The investigators raised the question of whether clinical differences could be observed between CFS patients with post-exertional symptoms and those without such symptoms. Using statistical models, they found that a combination of fatigue, a subjective feeling of infection, and post-exertional malaise defined groups of patients in which distinct differences in clinical symptoms (and inflammatory biomarkers) could be found. Their conclusion was that whilst the traditional (Fukuda) definition of CFS can adequately distinguish between CFS and uncomplicated ‘chronic fatigue’, patients fulfilling the Fukuda definition should be subdivided into those with post-exertional malaise and those without.

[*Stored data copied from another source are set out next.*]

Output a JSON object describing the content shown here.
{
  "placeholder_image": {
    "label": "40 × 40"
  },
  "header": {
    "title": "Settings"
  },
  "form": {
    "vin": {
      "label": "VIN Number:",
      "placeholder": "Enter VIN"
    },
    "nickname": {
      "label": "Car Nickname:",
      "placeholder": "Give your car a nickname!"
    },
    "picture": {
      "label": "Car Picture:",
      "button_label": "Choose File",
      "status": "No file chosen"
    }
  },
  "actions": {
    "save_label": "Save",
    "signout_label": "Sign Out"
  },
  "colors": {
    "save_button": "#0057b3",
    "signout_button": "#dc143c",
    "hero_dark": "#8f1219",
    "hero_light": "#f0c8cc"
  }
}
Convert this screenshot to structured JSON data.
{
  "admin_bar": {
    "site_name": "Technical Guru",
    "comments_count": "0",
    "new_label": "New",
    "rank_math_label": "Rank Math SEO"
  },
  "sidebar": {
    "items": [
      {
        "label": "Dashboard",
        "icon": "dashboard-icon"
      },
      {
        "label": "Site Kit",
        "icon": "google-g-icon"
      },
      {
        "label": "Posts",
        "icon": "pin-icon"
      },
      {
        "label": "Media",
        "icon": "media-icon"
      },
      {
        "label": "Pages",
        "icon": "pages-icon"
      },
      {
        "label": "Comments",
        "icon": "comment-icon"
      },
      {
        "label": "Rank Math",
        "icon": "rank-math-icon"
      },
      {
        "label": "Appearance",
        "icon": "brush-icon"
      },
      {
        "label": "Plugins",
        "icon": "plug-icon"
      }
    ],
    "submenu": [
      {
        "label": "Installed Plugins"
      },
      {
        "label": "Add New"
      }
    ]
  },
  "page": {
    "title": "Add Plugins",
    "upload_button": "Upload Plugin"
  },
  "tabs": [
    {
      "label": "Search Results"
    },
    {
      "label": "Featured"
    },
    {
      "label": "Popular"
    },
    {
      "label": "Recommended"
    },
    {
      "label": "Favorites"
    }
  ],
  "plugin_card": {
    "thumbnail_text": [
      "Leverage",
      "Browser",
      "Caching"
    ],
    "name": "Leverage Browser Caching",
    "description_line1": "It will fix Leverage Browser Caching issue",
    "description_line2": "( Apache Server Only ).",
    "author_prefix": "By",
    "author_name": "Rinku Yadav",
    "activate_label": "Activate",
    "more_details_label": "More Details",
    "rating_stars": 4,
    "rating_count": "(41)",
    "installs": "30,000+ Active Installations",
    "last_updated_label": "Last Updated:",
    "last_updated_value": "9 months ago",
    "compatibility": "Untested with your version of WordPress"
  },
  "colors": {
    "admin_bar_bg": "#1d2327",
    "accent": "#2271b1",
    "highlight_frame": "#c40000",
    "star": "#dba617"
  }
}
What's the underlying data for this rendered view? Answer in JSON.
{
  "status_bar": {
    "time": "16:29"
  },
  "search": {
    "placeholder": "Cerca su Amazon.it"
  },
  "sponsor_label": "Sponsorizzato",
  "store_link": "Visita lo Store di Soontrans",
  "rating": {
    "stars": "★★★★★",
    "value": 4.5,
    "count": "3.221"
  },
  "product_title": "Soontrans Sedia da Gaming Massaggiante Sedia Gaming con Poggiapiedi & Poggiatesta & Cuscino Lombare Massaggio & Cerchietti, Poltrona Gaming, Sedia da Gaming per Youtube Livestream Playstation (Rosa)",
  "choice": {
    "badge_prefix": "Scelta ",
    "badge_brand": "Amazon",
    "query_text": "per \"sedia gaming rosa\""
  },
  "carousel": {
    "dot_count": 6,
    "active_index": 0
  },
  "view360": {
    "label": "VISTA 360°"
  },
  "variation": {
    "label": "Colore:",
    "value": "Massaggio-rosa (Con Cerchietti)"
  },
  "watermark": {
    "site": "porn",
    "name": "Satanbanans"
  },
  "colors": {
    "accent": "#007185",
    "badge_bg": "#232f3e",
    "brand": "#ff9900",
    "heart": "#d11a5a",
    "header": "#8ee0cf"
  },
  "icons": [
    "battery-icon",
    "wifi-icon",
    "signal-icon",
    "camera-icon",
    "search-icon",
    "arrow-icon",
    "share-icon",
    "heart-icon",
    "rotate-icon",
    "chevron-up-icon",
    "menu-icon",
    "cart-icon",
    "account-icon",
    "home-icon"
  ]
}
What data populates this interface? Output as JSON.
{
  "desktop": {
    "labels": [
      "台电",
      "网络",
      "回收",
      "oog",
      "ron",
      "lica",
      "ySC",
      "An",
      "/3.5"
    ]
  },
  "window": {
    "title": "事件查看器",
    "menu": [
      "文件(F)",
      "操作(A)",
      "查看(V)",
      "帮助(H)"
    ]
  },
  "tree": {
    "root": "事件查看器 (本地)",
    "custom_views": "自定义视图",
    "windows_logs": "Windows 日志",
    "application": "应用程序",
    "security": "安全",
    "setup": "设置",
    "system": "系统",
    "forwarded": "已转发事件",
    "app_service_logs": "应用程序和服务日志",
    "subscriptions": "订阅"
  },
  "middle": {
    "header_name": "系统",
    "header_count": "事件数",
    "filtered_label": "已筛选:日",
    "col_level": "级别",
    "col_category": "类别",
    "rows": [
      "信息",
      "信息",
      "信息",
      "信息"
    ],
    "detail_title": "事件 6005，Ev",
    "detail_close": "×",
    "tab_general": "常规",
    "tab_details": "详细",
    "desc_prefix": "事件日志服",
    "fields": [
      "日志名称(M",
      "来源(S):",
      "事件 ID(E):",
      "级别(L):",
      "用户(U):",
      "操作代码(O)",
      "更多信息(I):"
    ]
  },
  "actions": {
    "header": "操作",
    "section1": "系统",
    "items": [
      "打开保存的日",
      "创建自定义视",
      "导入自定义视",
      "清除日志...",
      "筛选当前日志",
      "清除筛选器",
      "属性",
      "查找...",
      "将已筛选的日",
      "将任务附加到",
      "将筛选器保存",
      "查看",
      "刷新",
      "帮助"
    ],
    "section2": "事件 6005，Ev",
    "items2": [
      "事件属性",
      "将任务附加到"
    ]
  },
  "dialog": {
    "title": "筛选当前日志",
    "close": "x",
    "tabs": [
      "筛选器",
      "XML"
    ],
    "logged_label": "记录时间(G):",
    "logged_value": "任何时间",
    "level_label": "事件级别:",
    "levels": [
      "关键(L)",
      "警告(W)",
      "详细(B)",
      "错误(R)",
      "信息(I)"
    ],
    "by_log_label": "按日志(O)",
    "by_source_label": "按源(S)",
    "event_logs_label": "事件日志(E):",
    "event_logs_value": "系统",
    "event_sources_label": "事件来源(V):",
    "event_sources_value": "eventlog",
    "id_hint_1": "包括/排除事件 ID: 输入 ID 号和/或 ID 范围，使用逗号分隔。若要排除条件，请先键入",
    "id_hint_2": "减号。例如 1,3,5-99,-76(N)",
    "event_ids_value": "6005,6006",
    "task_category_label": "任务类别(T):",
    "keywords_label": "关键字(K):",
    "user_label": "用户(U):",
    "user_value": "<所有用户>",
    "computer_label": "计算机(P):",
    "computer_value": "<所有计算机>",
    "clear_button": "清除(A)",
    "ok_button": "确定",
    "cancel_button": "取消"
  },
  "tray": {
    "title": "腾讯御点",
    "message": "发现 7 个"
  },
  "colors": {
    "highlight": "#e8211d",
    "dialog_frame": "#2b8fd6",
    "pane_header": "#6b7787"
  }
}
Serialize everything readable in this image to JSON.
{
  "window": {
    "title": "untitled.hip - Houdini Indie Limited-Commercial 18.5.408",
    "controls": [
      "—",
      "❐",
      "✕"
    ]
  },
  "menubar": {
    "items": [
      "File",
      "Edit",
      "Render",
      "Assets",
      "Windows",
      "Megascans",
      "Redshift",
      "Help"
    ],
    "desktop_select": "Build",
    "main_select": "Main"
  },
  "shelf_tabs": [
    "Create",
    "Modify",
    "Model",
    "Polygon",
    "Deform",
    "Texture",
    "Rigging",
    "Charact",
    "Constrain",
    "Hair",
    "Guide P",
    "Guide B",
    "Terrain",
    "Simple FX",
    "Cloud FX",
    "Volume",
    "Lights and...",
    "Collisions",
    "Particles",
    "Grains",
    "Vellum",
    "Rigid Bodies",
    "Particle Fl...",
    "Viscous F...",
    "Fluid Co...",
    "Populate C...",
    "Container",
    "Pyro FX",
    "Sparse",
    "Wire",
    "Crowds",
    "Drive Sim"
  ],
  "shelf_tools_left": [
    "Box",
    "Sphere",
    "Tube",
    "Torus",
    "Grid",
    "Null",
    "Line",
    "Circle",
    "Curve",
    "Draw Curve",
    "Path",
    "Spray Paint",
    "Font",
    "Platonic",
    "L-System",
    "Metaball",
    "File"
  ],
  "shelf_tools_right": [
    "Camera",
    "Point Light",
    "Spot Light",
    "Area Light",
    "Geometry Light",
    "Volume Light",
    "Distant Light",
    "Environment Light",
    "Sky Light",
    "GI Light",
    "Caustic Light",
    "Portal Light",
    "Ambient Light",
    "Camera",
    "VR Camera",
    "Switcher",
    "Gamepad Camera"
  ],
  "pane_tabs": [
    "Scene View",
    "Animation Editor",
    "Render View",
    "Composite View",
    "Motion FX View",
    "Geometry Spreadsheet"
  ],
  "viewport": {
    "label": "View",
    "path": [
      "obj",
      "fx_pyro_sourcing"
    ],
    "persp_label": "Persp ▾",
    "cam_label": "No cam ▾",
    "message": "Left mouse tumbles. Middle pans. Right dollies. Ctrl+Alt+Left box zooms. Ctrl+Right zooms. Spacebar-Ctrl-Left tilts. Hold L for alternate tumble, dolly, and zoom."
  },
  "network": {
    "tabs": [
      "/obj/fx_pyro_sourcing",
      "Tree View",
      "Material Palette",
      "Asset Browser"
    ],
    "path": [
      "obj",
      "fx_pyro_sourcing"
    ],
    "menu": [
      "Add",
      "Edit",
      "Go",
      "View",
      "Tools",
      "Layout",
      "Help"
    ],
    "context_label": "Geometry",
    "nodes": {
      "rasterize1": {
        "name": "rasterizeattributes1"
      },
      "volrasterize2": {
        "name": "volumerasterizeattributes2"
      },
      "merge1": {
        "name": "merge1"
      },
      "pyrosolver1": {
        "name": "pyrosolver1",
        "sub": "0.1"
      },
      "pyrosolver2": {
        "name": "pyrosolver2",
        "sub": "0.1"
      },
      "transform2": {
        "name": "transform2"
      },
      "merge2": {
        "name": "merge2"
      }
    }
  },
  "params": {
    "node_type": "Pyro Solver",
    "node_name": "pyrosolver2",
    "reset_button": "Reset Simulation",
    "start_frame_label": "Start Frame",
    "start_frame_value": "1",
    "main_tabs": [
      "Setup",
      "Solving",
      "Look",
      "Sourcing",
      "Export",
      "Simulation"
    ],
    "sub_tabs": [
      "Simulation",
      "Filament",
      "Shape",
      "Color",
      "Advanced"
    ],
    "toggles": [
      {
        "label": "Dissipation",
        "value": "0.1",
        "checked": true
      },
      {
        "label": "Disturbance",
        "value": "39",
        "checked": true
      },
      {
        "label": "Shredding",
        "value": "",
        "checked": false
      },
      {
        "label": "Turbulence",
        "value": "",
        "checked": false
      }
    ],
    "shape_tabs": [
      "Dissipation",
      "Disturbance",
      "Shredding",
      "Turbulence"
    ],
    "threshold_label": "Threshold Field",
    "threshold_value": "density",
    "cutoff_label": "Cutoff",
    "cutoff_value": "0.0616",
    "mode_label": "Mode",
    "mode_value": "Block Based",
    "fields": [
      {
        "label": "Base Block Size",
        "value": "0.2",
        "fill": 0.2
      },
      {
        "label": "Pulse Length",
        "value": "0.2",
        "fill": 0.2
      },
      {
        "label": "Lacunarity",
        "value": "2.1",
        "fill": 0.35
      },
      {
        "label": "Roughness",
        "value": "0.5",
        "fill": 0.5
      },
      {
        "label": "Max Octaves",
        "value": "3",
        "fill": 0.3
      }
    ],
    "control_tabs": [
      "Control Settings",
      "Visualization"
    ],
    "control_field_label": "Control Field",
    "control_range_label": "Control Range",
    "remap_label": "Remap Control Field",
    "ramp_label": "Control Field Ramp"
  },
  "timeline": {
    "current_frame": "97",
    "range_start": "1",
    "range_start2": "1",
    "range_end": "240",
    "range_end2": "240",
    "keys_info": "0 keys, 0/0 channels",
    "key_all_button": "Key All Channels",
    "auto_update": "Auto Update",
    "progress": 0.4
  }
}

Interestingly, the UK’s NICE Clinical Guideline of 2007 insists that post-exertional symptoms should be present for a diagnosis of ‘CFS/ME’ to be made, so the importance of post-exercise symptoms is already recognised formally. The challenge remains to get GPs and healthcare professionals to apply the criteria in practice when diagnosing patients in the clinic.

Reference: Myalgic Encephalomyelitis (ME), Chronic Fatigue Syndrome (CFS), and Chronic Fatigue (CF) are distinguished accurately: results of supervised learning techniques applied on clinical and inflammatory data. Maes M et al. Psychiatry Res 2012 Dec 30; 200(2-3): 754-60.